The Fourth Circuit’s recent decision in Glover v. EQT Corporation, 2025 WL 2405514 (4th Cir. Aug. 20, 2025), provides clarity on what plaintiffs must do to certify a class in a breach-of-contract case while reaffirming that individualized fact-intensive inquiries make it difficult to certify fraudulent concealment claims as a class action.

The Glover plaintiffs are mineral owners in West Virginia suing defendant corporation EQT that leases class members’ wells to produce “wet gas” and “natural gas liquids.”  When EQT announced that they were altering their royalty calculation practice, Plaintiffs filed a putative class action against EQT, alleging breach of contract, statutory interest, and fraudulent concealment.  The district court granted certification of classes asserting breach-of-contract and fraudulent concealment claims, but the Fourth Circuit held that only the breach-of-contract claim could be certified for classwide treatment.

As to the breach-of-contract claim, the Fourth Circuit held that the class was ascertainable because “objective data and criteria exist from which Plaintiffs can connect royalty payments to Class Leases and lessors.”  Id. at 6.  The dissent criticized this ruling, noting that the data had only been produced in the case because of what the dissent viewed as an overbroad discovery ruling that “improperly shifted the burden of establishing class ascertainability to EQT.”  Id. at 16.  However, the majority brushed this concern aside because EQT had not appealed this discovery ruling and as such it was not properly before the Court.  Id. at 15.

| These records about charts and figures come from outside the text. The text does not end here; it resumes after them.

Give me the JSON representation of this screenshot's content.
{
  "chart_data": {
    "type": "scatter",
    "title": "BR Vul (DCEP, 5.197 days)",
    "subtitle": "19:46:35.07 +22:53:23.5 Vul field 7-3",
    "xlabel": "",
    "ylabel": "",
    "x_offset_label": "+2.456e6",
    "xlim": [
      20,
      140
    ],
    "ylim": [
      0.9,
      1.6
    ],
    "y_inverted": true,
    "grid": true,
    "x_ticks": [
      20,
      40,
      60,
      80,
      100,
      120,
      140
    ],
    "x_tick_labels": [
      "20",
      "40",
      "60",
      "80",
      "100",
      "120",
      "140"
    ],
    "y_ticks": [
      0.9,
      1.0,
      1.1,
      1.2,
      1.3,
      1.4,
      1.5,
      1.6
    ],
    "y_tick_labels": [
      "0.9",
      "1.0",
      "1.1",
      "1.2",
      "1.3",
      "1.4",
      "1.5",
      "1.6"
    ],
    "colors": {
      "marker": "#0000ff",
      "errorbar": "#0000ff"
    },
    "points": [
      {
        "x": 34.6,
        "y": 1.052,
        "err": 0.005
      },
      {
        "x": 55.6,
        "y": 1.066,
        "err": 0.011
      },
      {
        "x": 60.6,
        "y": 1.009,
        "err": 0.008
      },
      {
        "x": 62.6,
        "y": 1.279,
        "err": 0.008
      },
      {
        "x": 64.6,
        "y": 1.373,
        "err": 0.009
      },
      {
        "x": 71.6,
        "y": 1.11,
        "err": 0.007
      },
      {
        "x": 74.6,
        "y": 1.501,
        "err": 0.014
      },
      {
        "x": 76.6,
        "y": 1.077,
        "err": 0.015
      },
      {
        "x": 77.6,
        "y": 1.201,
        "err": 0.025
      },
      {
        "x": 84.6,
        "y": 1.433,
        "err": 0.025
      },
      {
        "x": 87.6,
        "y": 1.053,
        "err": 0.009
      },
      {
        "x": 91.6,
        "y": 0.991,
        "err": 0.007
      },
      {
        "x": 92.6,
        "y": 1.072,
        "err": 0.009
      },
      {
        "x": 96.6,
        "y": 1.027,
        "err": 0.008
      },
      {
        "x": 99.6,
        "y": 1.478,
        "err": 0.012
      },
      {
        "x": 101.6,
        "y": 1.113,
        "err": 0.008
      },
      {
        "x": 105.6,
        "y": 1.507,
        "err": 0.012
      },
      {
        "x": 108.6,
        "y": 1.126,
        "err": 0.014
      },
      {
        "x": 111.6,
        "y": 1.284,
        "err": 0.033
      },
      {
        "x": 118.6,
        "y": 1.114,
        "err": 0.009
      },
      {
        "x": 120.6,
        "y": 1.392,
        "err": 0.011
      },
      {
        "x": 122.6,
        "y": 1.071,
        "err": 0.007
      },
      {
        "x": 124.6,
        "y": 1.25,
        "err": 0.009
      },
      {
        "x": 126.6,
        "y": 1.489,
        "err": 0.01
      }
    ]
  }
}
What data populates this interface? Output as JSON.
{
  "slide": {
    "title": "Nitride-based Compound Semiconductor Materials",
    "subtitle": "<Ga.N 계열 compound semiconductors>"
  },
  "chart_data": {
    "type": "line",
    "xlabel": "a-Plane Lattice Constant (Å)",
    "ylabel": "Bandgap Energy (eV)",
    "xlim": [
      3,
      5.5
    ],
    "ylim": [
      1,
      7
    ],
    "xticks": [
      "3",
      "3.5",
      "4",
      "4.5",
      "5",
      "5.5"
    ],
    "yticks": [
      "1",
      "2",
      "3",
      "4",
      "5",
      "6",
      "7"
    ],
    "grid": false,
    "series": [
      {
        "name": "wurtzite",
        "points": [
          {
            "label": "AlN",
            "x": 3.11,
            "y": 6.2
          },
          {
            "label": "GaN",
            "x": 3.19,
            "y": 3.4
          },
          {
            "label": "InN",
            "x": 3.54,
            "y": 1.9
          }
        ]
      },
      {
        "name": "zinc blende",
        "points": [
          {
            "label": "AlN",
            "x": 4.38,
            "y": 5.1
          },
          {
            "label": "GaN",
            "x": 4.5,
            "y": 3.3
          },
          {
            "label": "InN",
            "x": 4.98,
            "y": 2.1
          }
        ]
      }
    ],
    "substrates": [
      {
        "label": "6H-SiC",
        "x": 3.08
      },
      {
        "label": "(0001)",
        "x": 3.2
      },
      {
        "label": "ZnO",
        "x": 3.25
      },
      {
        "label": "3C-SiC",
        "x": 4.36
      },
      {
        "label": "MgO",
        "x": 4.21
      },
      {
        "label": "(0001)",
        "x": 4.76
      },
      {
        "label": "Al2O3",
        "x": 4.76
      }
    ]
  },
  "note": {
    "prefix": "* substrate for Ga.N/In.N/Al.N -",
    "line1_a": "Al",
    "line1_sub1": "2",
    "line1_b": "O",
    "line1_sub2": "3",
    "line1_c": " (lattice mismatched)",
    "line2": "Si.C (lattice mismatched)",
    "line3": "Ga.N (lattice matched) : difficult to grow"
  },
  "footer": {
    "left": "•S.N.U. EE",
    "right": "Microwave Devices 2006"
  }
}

As to the fraudulent concealment claim, the Fourth Circuit held that no class should have been certified.  To demonstrate that EQT fraudulently concealed royalties on natural gas liquids under West Virginia law, class members would need to demonstrate that they relied on EQT’s alleged fraudulent acts.  The Fourth Circuit held that these individual questions of reliance in fraudulent concealment claims predominate over class questions.  These questions defeat Rule 23(b)(3)’s predominance requirement, and the Fourth Circuit held that the district court abused its discretion in certifying the class.  The Fourth Circuit’s decision reaffirms that because fraud claims often hinge on what individual plaintiffs knew or believed, they are ill-suited for class treatment.